Тоска ее заглохла сама собой, как замирает к ночи шум, доносящийся с городских магистралей, замирает, точно отчаявшись. Только один крик вырвался у нее, когда палец сжало слишком тугое поблекшее от времени кольцо, доставшееся Ицхаку от какой-то из прабабок.
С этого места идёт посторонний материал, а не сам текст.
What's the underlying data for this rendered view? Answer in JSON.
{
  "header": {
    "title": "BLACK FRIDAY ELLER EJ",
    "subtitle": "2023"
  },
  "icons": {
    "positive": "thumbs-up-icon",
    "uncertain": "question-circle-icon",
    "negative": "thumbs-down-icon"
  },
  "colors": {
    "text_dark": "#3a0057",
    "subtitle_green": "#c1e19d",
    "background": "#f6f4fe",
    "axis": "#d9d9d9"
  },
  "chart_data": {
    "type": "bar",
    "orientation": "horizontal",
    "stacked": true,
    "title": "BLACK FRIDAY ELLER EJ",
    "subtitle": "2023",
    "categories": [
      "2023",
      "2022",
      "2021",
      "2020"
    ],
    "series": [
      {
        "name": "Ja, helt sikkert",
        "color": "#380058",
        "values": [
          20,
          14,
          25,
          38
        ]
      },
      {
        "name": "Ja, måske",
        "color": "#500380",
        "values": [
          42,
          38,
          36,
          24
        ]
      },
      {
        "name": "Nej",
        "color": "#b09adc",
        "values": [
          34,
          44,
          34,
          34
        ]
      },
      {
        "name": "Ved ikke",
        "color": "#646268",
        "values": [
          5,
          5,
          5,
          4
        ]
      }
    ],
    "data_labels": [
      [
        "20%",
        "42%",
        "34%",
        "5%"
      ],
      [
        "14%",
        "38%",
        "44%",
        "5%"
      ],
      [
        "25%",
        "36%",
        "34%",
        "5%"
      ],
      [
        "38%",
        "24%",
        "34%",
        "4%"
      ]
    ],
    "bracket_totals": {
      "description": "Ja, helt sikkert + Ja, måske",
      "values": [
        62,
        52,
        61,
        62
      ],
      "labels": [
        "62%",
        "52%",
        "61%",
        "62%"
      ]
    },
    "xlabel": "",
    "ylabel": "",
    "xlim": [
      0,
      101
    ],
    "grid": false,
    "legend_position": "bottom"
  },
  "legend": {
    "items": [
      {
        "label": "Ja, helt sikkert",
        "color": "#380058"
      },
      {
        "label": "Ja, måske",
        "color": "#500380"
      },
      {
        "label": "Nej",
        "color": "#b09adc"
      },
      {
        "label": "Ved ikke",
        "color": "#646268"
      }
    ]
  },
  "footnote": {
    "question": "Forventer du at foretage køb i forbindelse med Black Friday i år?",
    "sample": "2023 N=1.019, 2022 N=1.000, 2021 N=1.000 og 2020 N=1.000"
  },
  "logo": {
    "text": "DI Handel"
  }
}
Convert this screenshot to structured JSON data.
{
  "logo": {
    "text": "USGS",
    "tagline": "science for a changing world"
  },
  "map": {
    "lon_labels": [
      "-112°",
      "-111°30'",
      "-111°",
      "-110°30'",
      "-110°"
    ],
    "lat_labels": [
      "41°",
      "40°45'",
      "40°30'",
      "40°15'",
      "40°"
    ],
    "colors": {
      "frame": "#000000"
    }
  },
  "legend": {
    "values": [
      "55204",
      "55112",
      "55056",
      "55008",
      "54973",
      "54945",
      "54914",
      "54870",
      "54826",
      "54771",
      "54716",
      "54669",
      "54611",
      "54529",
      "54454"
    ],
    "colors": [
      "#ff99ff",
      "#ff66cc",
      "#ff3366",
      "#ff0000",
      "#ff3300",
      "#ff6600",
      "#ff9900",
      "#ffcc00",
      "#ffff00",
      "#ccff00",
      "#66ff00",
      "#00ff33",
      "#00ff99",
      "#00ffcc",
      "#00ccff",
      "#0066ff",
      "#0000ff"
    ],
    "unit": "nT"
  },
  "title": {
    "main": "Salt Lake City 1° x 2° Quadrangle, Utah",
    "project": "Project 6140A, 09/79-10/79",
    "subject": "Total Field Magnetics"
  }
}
Наутро после свадьбы мама пришла в их темноватую и тесноватую съемную квартиру и долго помешивала ложечкой кофе в чашке. Время от времени пристально смотрела на Двору, точно хотела начать какой-то разговор, — но не решалась: снова опускала глаза и сосредоточенно помешивала кофе. Она сказал только:

— Можешь не рассчитывать на большую семью. И на легкую жизнь тоже.

И печально улыбнулась.

Каждый месяц, в положенный день, Лейла-Двора ходила в микву, совершать ритуальное омовение после двух «нечистых» недель, в течение которых муж не мог к ней прикасаться. Шесть дней кровотечения, да еще семь чистых. И каждый раз она надеялась, что уж на следующий месяц ей здесь появляться не придется. И каждый месяц, пятнадцатого или семнадцатого числа, при полной луне выходила из низкого здания миквы, и в кармане у нее грустно позвякивал ключ от всегда холодного дома.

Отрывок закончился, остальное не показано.